Private right of Action
The EU’s GDPR opened the floodgates to a torrent of litigation, with action being taken against companies not only in Europe, but also in the U.S. The CCPA will undoubtably follow suit, with penalties being imposed on out-of-state companies, as well as California-based businesses.
The CCPA provides consumers with a private right of action, if their Personal Information is:
“subject to an unauthorized access and exfiltration, theft or disclosure as a result of the business’ violation of the duty to implement and maintain reasonable security procedures and practices.”

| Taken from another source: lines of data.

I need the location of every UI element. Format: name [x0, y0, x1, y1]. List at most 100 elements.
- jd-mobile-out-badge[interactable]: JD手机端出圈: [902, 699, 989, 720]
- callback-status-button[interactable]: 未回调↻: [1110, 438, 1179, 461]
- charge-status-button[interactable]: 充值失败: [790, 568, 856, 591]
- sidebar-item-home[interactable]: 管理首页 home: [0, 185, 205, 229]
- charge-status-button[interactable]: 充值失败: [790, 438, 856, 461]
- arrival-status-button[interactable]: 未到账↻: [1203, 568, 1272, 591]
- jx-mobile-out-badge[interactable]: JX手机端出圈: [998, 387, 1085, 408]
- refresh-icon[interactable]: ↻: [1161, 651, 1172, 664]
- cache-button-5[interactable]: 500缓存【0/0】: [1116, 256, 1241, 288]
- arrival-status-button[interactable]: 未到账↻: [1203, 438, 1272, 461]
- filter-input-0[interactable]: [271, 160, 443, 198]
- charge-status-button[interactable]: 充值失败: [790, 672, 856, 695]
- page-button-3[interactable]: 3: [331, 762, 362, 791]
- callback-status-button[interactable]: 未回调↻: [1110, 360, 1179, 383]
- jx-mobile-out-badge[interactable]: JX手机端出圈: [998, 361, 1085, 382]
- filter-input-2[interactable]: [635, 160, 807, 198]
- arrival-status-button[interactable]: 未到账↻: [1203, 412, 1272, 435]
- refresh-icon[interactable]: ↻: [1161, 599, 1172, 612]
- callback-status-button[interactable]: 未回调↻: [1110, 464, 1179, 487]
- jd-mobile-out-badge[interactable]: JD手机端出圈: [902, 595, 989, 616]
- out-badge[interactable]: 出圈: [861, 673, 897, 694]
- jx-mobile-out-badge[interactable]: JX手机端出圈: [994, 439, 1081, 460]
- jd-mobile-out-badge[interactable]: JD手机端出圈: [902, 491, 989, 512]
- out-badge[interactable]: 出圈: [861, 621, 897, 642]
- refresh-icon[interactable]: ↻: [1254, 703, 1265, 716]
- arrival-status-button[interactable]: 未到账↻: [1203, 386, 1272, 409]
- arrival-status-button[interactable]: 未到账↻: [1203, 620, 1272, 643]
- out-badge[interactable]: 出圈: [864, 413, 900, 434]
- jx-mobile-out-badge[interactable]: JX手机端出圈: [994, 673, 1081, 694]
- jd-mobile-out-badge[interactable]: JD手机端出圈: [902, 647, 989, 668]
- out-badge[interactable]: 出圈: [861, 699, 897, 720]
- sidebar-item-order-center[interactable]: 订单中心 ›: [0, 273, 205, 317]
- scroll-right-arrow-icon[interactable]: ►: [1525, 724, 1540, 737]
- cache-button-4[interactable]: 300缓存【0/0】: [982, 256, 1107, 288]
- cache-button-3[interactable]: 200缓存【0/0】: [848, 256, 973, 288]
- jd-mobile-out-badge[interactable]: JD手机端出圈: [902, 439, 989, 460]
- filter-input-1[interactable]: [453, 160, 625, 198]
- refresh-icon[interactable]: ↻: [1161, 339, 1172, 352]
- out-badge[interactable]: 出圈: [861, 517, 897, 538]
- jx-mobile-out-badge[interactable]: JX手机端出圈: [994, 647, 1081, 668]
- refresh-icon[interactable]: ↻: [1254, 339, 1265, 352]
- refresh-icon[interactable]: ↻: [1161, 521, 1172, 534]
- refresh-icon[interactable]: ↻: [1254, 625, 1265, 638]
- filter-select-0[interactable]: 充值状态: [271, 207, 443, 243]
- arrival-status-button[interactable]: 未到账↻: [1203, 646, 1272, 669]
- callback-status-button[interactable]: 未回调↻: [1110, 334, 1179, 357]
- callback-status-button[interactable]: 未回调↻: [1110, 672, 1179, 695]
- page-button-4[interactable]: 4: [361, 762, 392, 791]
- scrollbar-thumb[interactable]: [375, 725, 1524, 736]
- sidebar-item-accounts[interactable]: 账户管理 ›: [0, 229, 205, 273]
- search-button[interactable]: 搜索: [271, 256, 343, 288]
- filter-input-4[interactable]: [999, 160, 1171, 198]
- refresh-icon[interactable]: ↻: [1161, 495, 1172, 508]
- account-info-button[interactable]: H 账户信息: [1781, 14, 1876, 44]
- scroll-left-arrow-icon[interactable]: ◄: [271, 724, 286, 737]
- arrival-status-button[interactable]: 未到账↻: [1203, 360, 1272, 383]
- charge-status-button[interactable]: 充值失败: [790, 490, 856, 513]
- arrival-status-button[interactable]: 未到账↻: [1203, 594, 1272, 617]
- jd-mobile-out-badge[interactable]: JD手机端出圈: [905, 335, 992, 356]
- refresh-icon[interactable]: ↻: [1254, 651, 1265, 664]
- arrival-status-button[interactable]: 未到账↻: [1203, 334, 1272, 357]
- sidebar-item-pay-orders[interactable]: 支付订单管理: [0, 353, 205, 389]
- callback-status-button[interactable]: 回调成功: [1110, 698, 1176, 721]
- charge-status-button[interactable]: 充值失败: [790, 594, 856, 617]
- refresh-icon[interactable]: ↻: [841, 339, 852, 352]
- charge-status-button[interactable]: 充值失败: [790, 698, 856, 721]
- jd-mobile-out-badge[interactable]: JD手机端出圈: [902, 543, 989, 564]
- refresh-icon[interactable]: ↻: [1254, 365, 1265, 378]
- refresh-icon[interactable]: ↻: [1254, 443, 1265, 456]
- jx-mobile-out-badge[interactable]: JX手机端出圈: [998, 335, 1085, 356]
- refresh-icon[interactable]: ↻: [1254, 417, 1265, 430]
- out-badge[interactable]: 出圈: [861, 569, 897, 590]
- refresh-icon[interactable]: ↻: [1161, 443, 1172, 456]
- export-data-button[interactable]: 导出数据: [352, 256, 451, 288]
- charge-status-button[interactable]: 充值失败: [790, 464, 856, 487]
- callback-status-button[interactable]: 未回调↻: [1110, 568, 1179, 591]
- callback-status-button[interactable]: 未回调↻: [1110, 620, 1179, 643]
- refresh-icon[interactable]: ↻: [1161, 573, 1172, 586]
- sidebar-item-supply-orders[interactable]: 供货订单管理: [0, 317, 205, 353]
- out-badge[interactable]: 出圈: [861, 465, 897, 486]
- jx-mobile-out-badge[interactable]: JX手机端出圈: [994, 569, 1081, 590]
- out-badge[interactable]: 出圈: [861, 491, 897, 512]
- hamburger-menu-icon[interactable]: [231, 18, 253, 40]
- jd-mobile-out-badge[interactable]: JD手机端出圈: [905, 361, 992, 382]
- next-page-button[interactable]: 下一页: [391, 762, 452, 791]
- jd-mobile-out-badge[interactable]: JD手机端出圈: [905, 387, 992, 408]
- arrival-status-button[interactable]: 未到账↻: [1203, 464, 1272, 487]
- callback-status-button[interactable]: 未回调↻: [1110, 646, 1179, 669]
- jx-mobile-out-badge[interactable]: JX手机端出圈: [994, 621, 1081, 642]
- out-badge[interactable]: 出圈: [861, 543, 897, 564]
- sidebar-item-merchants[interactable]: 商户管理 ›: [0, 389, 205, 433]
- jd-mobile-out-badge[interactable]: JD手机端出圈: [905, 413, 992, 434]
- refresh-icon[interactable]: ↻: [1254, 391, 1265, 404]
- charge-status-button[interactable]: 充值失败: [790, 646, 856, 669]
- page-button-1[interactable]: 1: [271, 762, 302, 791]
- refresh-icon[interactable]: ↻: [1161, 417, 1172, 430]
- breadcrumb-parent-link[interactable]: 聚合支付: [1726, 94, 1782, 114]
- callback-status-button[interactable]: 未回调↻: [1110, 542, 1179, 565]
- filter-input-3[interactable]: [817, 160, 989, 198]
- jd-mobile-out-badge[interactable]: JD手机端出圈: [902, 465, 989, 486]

Consumers have the right to file an individual or class action lawsuit and can recover statutory damages of between $100 to $750 per incident, or, in some cases, actual damages. The CCPA also allows consumers to seek injunctive and other forms of relief and sets out various procedures for actions seeking actual damages, as opposed to statutory damages.
Preparation for CCPA
The CCPA has already been amended once, in October 2018. It is expected to undergo additional updates before taking effect in January 2020. However, businesses need to start preparing sooner, rather than later.
Clear and concise privacy notices, policies, procedures and other T’s & C’s will need to be updated before the CCPA comes into effect. As a bare minimum, companies should begin mapping and documenting the Personal Information they collect, as well as the locations where personal data is stored. This will at least enable them to comply with any information request under the CCPA.